Years ago, in my agency, we had a role we simply called "the controller." A person whose entire job was to notice what the rest of us would miss. Task statuses. Whether SOPs and Docs had owners. Whether Friday reports had actually been sent, or annual review dates were about to expire, or internal projects had stalled without anyone noticing. She'd walk around — sometimes literally — and surface what had gone quiet.
This wasn't for client delivery. We had project managers for that. The controller watched everything else — sales, HR, accounting, marketing, internal projects. The stuff that slowly dies when nobody's looking. And here I was, in 2026, about to build an AI agent for something we'd figured out with a person and a checklist years before AI agents existed.

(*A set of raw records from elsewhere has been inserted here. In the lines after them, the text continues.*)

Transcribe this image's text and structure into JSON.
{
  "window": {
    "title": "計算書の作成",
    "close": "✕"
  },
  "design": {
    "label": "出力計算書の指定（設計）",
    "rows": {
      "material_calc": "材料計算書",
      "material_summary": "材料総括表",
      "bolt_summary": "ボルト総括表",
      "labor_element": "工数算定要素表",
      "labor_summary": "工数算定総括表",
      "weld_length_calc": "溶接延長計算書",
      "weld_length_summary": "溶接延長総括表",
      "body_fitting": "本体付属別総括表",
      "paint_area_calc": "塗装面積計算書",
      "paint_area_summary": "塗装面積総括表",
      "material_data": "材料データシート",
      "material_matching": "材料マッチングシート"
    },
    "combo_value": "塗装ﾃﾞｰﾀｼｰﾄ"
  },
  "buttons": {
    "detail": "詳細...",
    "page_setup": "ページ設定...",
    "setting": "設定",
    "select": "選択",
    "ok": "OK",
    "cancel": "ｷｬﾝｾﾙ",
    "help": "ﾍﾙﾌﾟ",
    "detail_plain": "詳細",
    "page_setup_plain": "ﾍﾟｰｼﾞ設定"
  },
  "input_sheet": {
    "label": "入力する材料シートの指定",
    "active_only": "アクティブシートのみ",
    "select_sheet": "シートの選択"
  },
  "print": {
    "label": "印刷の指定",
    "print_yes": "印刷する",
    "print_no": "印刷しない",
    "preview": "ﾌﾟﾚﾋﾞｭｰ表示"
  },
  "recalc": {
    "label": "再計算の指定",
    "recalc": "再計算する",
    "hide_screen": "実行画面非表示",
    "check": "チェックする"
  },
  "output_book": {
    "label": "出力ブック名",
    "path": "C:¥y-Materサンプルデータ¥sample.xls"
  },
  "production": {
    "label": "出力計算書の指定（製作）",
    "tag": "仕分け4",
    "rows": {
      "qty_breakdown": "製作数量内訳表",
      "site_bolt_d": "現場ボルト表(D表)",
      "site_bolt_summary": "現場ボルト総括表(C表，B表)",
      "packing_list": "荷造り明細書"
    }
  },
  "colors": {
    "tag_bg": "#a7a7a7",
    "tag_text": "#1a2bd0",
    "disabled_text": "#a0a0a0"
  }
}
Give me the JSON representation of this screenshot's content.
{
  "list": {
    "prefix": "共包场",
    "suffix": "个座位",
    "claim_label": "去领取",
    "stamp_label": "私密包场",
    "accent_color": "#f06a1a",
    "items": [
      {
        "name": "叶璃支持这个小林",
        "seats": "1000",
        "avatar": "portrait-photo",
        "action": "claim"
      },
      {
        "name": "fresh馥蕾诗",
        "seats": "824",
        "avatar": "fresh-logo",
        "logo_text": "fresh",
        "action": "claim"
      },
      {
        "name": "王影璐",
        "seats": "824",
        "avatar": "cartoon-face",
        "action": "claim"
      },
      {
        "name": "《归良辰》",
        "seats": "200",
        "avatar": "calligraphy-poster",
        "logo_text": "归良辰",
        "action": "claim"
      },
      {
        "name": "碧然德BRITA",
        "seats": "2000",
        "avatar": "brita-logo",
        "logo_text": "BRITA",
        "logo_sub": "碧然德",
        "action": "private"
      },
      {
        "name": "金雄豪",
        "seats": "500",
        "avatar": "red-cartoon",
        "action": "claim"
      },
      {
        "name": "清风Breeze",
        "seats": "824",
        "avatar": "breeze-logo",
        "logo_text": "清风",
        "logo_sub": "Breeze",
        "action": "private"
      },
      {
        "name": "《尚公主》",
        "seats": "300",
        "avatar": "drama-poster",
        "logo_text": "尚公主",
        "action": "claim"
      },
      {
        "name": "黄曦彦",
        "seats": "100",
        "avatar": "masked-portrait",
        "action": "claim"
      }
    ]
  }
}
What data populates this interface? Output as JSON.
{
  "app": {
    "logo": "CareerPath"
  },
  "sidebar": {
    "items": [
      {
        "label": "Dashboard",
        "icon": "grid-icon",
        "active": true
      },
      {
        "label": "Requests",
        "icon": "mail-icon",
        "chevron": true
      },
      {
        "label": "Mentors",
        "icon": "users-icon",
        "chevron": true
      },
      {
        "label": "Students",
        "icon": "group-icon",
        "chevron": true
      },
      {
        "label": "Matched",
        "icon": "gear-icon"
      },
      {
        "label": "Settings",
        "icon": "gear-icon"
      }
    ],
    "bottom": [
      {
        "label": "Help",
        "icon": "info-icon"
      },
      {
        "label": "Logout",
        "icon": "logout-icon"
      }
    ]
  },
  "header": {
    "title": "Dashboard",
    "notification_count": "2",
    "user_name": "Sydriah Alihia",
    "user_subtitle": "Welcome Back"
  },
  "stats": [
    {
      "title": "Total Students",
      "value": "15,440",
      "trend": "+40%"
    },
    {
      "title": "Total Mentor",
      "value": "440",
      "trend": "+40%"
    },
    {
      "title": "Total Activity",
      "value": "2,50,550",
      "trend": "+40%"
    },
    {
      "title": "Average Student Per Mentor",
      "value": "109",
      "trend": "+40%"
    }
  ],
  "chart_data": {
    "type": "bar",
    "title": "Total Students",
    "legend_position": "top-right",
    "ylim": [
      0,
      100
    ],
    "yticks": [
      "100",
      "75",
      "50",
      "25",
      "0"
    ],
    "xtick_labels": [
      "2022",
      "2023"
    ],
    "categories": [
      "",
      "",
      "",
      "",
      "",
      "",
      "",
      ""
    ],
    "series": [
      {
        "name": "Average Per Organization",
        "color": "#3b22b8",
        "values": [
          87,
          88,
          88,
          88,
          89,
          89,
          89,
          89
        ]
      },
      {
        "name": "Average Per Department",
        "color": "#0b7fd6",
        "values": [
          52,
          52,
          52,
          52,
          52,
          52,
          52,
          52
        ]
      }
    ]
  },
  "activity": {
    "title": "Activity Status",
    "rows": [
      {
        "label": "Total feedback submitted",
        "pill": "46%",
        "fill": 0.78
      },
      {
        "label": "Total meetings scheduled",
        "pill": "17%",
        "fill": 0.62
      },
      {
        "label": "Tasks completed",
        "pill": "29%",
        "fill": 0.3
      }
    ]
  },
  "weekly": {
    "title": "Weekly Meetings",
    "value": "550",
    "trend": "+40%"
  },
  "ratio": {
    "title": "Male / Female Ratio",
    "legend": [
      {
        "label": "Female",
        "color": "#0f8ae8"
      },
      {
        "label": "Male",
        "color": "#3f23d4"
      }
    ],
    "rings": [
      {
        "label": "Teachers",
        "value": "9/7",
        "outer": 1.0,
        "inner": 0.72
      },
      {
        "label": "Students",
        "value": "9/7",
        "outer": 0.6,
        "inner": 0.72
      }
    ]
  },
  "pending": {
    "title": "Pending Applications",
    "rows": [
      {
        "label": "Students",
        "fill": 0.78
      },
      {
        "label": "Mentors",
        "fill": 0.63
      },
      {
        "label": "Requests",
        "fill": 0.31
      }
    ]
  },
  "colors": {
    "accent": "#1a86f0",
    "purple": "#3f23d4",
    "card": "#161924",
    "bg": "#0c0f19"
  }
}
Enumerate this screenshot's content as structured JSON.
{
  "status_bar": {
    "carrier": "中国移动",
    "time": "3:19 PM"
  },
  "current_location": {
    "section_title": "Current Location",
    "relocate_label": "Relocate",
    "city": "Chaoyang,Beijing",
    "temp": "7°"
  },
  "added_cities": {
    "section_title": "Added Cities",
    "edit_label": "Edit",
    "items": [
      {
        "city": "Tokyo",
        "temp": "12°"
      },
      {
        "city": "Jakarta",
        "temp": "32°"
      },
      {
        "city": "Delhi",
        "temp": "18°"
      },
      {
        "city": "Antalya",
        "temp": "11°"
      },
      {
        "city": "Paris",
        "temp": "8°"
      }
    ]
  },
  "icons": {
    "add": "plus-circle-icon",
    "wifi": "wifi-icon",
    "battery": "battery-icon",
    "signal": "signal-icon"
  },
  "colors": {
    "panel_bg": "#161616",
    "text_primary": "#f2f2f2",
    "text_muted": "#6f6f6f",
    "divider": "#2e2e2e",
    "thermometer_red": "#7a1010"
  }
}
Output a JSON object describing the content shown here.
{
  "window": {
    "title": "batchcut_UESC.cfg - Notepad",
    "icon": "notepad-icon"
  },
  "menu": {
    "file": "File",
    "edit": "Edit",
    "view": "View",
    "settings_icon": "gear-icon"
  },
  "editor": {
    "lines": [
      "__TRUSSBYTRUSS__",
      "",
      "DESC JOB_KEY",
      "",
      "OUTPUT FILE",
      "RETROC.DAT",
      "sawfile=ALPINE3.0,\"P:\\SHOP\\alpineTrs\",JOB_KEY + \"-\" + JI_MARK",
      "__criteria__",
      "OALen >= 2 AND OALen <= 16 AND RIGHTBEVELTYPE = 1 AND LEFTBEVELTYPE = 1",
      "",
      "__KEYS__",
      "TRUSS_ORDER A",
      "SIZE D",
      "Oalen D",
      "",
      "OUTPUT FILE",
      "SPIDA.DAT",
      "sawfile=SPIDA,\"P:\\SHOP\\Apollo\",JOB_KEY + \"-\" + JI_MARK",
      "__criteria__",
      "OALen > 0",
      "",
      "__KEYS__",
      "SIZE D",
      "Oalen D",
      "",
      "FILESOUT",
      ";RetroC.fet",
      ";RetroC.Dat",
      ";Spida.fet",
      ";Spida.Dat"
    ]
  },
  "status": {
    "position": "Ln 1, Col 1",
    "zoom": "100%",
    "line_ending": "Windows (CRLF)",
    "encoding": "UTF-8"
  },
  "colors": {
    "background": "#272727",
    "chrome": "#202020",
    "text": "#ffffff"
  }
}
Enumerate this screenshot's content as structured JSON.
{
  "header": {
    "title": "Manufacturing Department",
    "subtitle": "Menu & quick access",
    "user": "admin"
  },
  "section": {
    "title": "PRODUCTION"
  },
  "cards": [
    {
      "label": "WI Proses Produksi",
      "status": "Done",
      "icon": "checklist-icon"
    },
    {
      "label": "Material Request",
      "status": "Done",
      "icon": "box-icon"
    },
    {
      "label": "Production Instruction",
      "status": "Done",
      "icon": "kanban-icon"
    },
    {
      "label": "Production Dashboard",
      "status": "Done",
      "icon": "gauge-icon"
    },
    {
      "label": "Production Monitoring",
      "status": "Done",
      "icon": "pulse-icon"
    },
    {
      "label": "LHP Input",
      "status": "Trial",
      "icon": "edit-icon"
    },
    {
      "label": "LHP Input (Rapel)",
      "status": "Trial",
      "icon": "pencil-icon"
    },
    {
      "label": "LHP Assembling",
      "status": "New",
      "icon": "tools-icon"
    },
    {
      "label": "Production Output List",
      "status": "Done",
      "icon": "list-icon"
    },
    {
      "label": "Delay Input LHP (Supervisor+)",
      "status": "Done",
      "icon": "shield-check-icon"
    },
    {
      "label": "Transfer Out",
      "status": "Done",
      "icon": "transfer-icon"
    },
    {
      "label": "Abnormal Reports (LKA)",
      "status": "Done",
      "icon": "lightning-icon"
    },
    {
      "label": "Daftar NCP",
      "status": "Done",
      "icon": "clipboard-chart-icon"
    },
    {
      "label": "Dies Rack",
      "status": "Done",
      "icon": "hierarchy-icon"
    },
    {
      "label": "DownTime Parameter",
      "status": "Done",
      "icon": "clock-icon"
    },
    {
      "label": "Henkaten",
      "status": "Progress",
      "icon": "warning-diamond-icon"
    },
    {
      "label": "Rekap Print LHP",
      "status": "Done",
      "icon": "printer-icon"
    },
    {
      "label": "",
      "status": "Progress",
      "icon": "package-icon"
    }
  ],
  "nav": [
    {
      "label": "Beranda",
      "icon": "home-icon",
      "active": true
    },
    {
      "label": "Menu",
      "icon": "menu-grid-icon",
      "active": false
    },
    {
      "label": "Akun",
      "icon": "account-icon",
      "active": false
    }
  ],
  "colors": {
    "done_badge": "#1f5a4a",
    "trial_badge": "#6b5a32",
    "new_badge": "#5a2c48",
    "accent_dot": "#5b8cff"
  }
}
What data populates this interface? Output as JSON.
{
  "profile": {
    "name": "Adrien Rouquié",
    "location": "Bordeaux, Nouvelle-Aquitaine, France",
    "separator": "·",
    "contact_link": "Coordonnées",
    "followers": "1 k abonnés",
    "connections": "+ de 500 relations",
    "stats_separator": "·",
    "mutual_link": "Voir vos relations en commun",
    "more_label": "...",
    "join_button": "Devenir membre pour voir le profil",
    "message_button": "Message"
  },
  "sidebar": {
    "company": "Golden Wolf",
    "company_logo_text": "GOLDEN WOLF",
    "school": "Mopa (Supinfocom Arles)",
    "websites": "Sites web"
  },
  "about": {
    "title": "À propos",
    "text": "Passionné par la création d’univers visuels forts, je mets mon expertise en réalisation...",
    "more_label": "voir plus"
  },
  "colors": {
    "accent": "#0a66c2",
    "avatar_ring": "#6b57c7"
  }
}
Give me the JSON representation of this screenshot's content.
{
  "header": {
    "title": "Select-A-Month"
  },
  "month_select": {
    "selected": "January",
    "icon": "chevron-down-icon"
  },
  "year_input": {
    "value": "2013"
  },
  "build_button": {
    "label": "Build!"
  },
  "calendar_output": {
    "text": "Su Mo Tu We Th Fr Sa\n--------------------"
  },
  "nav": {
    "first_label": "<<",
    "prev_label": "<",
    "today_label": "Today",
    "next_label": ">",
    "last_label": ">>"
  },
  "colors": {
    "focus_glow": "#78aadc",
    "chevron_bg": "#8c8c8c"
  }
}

The brainstorm with Claude ended with one more line that stuck: the main reason ops systems die isn't bad design. It's that people stop maintaining them. And that’s exactly it. That’s exactly the reason why most of my attempts to systemize our agency failed. Failed until I truly got that idea.
SYSTEMS HAVE TO BE MAINTAINED.
SOPs go stale. Roles stop being updated. Friday reviews get quietly dropped, escalation boards forgotten. The system doesn't collapse — it just slowly goes dark.
An agent doesn't fix that. It amplifies whatever's already there. If there's a solid process underneath, an agent makes it sharper. If there's nothing underneath, the agent just adds another layer of complexity that someone — usually the founder — will have to babysit. My itch didn't need a new tool. It needed me to remember what I already knew.
AI is genuinely useful. A well-trained model with deep context about your clients, services, team, and processes can cut communication overhead dramatically. That's real. But the breakthrough isn't the number of agents you deploy. It's how well you actually use the knowledge and experience your business already has. The rest — the endless feed telling us we need agents NOW or we'll be left behind — that's not strategy. That's FOMO with a subscription fee.
Pick the one process you've been itching to hand over to an AI agent. Don't ask Claude or ChatGPT "how do I build this." Ask the opposite: "Be brutal, not agreeable. What breaks if I automate this? What will I have to maintain forever? Is the process even solid enough to hand off?" The honest answer usually tells you whether an agent saves you time — or quietly steals it.
So here's what I've been thinking about since that brainstorm: when you imagine an agent solving your biggest operational headache — is the problem actually about the work itself? Or is it about the fact that no one's really watching it?
That's the blind spot. I walked right into it with twenty years of experience behind me. The itch felt like it was about technology when it was really about attention. Hit reply and tell me what you find. I read every response.
P.S. That controller we had? She wasn't technical. She wasn't a manager. She just paid attention to the things everyone else was too busy to notice. Turned out that was the most valuable role in the building.